On June 9, 2020, the seminary board announced the election of R. Guy Erwin as president. Erwin was previously bishop of the Southwest California Synod of the ELCA. He is the first Native American bishop and the first openly gay bishop of that church body.

==Campuses==
The Gettysburg campus is mostly in the Gettysburg borough limits, though it has portions in Cumberland Township.

== Accreditation ==
United Lutheran Seminary is accredited by the Commission on Accrediting of the Association of Theological Schools in the United States and Canada and the Middle States Commission on Higher Education.

The following degree programs are approved:

- Masters of Divinity (MDiv)
- Master of Arts in Ministerial Leadership
- Master of Arts in Public Leadership
- Master of Sacred Theology (STM)
- Doctor of Ministry (Dmin)
- Doctor of Philosophy (PhD)

== Notable faculty ==
- Paul Rajashekar (retired)

== Notable affiliations ==
In 1835, Lutheran Theological Seminary at Gettysburg welcomed one of the first African Americans to study theology in America, Daniel Alexander Payne, who later became a bishop in the African Methodist Episcopal Church and the first president of Wilberforce University under AME auspices.

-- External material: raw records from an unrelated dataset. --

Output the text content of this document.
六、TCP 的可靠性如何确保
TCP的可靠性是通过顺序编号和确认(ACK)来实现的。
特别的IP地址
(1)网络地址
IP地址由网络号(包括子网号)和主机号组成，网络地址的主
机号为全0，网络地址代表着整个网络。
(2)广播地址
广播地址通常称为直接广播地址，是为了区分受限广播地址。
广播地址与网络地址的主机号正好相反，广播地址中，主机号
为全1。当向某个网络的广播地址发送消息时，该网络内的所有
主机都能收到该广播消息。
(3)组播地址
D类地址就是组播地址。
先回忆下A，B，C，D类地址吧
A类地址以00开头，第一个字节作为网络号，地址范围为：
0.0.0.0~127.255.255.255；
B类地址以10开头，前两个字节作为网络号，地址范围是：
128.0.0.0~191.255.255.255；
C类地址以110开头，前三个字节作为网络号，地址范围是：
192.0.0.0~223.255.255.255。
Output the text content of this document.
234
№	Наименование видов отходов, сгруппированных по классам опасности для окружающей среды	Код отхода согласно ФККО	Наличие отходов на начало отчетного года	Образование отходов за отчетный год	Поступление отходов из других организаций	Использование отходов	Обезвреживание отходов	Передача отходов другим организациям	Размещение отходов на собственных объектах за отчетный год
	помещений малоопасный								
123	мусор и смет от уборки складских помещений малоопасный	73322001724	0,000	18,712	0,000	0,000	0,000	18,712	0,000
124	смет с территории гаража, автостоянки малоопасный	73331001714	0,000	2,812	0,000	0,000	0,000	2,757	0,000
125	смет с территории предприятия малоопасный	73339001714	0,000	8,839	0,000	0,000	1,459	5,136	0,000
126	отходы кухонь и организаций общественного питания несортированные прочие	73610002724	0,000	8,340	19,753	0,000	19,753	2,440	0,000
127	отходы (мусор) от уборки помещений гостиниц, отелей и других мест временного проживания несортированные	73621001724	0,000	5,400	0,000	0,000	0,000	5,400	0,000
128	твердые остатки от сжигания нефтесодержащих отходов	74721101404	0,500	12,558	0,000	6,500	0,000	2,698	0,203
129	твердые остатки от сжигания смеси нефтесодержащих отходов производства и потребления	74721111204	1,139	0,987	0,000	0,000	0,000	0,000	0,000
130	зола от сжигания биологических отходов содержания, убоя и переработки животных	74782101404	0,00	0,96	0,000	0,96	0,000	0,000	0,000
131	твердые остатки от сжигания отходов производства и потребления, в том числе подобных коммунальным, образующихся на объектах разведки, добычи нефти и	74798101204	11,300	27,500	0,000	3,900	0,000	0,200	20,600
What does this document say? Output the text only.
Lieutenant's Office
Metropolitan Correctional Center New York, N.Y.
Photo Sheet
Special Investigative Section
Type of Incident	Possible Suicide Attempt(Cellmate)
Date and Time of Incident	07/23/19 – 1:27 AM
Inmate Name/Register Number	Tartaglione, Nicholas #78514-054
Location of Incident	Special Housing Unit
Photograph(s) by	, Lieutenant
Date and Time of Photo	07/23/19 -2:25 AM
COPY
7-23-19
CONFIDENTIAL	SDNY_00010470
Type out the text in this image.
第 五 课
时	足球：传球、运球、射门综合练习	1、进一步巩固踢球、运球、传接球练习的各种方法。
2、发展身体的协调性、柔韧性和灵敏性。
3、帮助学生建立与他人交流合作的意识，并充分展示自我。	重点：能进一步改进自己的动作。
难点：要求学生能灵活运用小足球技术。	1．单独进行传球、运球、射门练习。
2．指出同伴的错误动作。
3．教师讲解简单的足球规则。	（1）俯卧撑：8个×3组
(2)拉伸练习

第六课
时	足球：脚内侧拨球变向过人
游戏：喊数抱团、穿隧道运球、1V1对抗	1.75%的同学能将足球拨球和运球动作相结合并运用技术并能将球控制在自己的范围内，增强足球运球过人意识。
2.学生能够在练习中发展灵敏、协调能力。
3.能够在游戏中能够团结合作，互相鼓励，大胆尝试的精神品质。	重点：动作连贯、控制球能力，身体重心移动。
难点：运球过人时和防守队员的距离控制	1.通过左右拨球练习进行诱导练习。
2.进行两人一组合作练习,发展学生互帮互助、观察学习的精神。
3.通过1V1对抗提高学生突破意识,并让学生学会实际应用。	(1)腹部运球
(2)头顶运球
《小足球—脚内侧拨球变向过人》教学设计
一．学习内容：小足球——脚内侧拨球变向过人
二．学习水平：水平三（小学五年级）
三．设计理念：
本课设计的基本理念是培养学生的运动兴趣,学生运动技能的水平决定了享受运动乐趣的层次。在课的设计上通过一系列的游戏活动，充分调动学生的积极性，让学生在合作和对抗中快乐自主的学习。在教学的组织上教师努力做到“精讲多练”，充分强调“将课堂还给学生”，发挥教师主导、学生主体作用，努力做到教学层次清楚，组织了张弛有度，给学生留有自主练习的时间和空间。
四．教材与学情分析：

A century after its early integration, Gettysburg was also the first among American Lutheran seminaries to grant tenure to a female professor, Bertha Paulssen. Graduating in 1965 was Elizabeth Platz, the first woman to be ordained (in 1970) by a U.S. Lutheran body.

Following his graduation from the Philadelphia seminary, Franklin Clark Fry was elected to the presidency of the United Lutheran Church, the Lutheran World Federation, and the World Council of Churches. On April 7, 1958, Fry was featured on the cover of TIME.